Three hours and 25 minutes later the court was recalled. The jurors had reached a verdict.
Back in court, Judge Saint-Saëns would ask the jurors the same question 11 times. “Did Marie Davaillaud, widow Besnard, deliberately administer to (name of deceased) a poisonous substance likely to cause a more or less rapid death?” (In France a married woman retains her maiden name in all documents becoming known as i.e. Marie Davaillaud, épouse or veuve Besnard – wife or widow Besnard.)
Marie would write in her memoirs that back in the box of the accused, her head was blank, that she was “at once tense and far away, as much concerned with not wavering and not showing my emotion as with listening and knowing.”
To each of Judge Saint-Saëns’s questions the head juror, speaking for the jurors, replied firmly “No.”
Marie was innocent. Of the no’s she would write: “I shall hear them for ever.”
A big black purse hanging from her right arm, Marie, 65, in an expensive astrakhan coat and woolen booties on her feet, walked unsmilingly from the courthouse into a cold November afternoon and went home to Loudun.
Marie’s memoirs was published in Paris the next year, in 1962. The book – Mes Memoires – was an instant bestseller and Marie, demurely dressed and wearing a little white hat with a veil that covered half of her face, was interviewed by France’s top journalist, Pierre Dumayet, for the State’s black and white television network, TF1, the only network in the country at that time and on the air from 6 p.m until 11 p.m. only. The book was then translated into English by Sybille Bedford (1911-2006) and published in the United States a year later by Farrar, Strauss and Company under the title The Trial of Marie Besnard. (Sybille Bedford was a German-born, twice-divorced biographer, travel writer and legal reporter who wrote in English.)

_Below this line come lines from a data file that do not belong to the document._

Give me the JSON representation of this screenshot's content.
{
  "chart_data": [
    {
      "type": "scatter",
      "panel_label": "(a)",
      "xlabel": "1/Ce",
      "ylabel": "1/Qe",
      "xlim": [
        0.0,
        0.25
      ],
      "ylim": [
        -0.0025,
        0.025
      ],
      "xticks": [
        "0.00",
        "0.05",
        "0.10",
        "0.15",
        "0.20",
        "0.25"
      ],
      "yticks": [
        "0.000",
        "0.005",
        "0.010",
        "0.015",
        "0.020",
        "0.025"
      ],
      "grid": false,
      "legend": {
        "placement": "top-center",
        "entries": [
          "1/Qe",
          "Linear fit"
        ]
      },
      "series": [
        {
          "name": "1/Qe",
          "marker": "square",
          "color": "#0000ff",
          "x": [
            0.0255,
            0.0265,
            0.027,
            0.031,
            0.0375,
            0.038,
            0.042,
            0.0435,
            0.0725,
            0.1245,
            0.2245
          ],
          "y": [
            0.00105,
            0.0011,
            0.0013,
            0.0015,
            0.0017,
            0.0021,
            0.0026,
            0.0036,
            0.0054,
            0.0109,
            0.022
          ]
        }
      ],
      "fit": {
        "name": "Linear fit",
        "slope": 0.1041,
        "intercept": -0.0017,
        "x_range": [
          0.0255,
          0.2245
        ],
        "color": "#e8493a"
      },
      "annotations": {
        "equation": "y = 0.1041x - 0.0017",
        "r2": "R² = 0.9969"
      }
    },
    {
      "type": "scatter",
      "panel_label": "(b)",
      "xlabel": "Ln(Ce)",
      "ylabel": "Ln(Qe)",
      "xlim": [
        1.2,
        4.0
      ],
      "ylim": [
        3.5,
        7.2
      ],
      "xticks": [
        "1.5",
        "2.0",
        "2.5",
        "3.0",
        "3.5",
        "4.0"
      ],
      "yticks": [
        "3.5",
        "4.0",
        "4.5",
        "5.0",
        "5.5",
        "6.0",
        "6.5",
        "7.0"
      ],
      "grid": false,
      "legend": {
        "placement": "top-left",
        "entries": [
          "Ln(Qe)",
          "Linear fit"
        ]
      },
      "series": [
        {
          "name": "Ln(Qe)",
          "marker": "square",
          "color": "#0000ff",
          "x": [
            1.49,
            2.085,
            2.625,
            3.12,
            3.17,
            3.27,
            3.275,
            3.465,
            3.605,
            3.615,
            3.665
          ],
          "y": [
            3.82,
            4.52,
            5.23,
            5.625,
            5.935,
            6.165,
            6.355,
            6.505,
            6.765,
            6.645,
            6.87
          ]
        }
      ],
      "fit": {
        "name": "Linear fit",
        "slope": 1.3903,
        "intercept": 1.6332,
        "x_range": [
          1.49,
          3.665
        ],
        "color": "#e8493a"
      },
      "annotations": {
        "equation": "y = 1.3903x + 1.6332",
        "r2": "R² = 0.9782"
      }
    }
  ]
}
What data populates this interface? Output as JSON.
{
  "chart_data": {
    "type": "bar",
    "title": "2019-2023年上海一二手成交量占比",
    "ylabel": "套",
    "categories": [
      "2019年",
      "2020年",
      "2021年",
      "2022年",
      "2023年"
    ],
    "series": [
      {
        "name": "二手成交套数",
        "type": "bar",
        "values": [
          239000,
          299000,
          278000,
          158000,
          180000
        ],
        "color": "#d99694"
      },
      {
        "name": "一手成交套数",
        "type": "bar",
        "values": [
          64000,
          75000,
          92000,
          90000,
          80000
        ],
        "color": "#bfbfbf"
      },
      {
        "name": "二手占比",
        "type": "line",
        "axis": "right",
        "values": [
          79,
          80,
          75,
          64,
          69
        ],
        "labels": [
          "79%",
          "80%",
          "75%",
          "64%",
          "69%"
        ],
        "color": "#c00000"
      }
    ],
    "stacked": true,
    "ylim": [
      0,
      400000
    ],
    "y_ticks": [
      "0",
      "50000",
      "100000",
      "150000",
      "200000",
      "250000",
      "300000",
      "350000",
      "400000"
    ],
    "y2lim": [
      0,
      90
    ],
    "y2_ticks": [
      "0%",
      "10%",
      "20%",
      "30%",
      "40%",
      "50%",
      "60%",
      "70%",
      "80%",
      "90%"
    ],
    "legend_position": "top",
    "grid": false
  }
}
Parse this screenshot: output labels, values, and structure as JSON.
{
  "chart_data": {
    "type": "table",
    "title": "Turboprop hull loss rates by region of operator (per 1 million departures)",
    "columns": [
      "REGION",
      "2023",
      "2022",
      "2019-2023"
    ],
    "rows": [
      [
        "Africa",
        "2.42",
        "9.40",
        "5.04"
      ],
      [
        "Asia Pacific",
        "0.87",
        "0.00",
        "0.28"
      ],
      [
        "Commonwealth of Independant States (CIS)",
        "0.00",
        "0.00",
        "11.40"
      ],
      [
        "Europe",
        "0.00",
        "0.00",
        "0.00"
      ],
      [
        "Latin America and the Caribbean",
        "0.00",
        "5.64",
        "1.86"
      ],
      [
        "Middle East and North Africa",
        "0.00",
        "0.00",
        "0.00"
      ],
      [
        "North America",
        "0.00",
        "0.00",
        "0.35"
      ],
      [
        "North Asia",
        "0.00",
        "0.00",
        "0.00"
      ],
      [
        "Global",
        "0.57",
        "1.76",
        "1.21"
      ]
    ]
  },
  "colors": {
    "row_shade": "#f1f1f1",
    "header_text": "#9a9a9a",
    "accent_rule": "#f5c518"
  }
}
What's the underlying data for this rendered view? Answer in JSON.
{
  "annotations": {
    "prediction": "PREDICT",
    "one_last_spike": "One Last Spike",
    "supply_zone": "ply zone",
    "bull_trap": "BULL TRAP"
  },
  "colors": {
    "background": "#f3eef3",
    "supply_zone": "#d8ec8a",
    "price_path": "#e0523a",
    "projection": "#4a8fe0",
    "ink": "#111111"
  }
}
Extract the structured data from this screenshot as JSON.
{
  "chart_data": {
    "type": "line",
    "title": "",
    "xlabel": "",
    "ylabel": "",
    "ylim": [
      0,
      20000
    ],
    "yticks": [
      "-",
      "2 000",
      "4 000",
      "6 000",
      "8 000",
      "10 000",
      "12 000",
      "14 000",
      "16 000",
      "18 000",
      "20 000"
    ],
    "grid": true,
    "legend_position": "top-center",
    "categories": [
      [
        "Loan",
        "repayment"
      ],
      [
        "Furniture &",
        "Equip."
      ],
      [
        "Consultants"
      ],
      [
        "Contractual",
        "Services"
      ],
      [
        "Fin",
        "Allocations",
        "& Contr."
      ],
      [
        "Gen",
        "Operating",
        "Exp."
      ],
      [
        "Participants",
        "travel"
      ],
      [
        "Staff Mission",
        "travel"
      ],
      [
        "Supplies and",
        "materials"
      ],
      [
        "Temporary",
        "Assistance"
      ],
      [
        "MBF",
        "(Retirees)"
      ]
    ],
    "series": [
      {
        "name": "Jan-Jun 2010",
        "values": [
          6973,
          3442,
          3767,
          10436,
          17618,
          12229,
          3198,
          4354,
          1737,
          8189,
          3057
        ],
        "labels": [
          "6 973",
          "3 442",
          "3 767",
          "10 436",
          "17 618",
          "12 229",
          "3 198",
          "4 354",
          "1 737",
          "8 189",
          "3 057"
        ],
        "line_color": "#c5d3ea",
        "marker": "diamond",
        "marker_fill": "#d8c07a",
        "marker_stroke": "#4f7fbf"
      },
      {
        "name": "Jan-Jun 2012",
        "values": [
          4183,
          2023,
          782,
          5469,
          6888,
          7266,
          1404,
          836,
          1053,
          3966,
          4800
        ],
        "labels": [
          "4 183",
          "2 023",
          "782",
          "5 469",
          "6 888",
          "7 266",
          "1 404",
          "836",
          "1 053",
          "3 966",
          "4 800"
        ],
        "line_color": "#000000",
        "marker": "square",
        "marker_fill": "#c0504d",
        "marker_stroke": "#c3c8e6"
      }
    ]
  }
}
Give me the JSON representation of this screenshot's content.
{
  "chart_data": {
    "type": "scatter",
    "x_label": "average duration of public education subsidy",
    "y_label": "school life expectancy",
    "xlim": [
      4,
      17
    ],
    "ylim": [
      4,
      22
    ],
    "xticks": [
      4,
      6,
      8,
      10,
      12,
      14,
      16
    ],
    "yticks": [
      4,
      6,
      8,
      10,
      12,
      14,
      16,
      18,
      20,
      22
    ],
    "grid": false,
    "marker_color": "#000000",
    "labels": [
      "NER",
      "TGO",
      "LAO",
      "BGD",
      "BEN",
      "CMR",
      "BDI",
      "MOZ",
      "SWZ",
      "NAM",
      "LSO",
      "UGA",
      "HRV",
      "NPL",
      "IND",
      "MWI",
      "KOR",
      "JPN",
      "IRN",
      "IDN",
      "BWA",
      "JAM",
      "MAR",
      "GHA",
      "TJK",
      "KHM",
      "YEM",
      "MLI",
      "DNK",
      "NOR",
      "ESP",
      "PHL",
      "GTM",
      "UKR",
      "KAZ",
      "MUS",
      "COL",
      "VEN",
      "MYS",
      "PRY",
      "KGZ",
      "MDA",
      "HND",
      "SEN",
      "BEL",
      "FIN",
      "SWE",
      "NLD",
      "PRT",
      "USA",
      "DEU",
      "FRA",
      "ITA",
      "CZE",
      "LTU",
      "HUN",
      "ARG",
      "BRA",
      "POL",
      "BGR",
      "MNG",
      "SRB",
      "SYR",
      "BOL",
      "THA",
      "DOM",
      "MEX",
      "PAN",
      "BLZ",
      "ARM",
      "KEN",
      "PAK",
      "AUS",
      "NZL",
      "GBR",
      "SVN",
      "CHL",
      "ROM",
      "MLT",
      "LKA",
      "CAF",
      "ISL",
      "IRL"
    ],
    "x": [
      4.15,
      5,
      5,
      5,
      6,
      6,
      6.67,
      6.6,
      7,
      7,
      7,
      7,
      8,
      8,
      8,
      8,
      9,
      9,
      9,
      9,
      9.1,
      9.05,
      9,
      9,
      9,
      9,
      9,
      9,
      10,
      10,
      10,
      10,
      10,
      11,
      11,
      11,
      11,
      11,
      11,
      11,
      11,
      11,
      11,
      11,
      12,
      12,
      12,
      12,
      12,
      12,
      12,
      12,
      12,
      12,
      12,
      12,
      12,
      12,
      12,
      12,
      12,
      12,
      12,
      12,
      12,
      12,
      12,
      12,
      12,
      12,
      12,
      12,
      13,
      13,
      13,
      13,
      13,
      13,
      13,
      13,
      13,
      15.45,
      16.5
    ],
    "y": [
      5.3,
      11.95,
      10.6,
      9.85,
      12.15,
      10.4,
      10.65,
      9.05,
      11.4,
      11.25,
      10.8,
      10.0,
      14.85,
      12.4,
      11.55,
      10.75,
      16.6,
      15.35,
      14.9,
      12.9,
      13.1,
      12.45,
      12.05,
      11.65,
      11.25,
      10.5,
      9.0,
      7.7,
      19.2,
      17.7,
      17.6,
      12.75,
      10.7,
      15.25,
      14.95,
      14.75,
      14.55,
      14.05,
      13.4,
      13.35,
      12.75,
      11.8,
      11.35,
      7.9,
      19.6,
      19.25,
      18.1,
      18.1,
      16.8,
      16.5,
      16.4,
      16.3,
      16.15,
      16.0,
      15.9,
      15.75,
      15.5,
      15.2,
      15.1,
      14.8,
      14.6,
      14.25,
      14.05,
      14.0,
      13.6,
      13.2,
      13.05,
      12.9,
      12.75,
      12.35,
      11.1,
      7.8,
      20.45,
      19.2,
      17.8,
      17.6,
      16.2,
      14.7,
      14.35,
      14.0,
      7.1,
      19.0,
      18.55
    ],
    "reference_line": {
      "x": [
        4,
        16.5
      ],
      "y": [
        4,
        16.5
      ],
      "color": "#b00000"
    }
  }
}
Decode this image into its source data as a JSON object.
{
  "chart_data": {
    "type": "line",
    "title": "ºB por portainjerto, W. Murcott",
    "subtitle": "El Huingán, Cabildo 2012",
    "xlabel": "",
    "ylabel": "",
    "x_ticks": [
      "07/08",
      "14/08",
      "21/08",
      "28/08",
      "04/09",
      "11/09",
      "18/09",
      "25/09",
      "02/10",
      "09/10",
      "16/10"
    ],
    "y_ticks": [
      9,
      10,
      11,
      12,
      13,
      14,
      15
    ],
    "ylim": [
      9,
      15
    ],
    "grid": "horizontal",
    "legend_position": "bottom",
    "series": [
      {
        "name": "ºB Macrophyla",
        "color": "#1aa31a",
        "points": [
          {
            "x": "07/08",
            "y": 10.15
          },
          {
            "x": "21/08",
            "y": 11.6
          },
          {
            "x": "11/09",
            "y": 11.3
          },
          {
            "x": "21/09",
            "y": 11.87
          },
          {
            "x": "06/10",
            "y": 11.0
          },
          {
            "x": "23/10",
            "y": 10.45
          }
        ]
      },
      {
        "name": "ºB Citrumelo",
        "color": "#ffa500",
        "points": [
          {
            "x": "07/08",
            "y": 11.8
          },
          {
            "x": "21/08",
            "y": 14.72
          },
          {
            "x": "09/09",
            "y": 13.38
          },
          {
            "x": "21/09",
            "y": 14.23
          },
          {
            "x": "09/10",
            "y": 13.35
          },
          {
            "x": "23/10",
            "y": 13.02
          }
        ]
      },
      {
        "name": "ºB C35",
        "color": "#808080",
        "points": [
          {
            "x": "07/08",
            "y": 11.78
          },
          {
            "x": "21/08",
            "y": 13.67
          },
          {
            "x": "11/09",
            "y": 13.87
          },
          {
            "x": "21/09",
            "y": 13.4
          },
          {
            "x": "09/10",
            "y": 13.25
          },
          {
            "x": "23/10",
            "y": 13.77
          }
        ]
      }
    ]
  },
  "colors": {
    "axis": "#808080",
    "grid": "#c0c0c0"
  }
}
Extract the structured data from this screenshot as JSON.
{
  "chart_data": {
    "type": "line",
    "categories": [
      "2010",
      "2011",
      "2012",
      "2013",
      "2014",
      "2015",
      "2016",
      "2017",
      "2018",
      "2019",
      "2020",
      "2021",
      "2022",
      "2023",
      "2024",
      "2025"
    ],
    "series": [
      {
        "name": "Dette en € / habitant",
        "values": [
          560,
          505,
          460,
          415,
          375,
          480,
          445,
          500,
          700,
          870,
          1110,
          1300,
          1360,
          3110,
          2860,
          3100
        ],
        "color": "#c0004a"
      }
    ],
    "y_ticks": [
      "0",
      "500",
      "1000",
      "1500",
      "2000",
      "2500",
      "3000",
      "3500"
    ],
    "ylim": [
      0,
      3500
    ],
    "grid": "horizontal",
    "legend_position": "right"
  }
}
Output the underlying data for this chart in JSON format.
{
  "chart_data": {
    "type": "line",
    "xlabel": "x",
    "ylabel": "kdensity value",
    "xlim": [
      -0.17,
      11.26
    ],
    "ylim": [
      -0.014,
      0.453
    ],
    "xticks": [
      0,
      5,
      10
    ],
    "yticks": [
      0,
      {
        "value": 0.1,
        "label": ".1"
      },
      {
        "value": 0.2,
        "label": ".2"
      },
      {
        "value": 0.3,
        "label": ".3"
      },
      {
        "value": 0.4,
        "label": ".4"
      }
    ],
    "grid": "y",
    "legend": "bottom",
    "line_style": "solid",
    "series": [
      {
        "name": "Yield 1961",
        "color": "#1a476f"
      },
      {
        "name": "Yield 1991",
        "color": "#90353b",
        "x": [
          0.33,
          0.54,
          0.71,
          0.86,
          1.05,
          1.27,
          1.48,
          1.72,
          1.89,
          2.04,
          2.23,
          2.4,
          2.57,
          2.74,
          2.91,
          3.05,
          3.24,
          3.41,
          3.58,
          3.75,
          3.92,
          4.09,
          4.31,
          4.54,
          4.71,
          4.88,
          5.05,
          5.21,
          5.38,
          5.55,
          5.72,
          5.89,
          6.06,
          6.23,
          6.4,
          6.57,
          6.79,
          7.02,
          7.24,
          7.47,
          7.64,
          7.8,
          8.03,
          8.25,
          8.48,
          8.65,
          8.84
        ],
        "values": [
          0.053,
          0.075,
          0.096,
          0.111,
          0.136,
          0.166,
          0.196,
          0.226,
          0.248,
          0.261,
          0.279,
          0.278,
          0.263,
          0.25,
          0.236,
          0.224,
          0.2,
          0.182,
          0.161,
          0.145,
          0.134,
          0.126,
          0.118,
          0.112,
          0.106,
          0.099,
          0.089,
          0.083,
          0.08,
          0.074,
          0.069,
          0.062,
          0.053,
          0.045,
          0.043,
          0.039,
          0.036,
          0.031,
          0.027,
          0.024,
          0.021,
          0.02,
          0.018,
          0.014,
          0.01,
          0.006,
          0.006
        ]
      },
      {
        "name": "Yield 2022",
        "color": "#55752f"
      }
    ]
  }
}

Bedford, in her introduction in the book, makes it clear that she believed in Marie Besnard’s innocence. “Marie Besnard lived through one of the most terrifying experiences that a human being can know. She was accused of murdering 13 people by poison, one of whom was her own mother. In the course of trial and retrial – there were three of these – she spent five years in prison, and was finally and fully acquitted only in 1961, after a lapse of 12 years’ time,” she wrote.
Marie died peacefully in her bed in 1980. She was 84 years old. She donated her body to science.
Arsenic and No Case?
On Friday, December 22, 1961 – in Time magazine’s first issue after Marie Besnard had walked away from the courthouse an innocent woman, the magazine ran a story on the case. It headlined its story Arsenic & No Case, a play on the title of the 1944 movie Arsenic and Old Lace directed by Frank Capra and starring Cary Grant. The movie was based on the 1939 play by Joseph Kesselring which told the story of two sweet old ladies who murdered lonely old men. Judging by the headline alone, the magazine reflected the doubt of many that Marie was really innocent.
Today, more than 30 years after Marie Besnard’s death and more than 60 years after the commencement of the case, France is still divided over whether she was innocent or a most prolific arsenic poisoner; someone who not only got away with murder but became wealthy from it.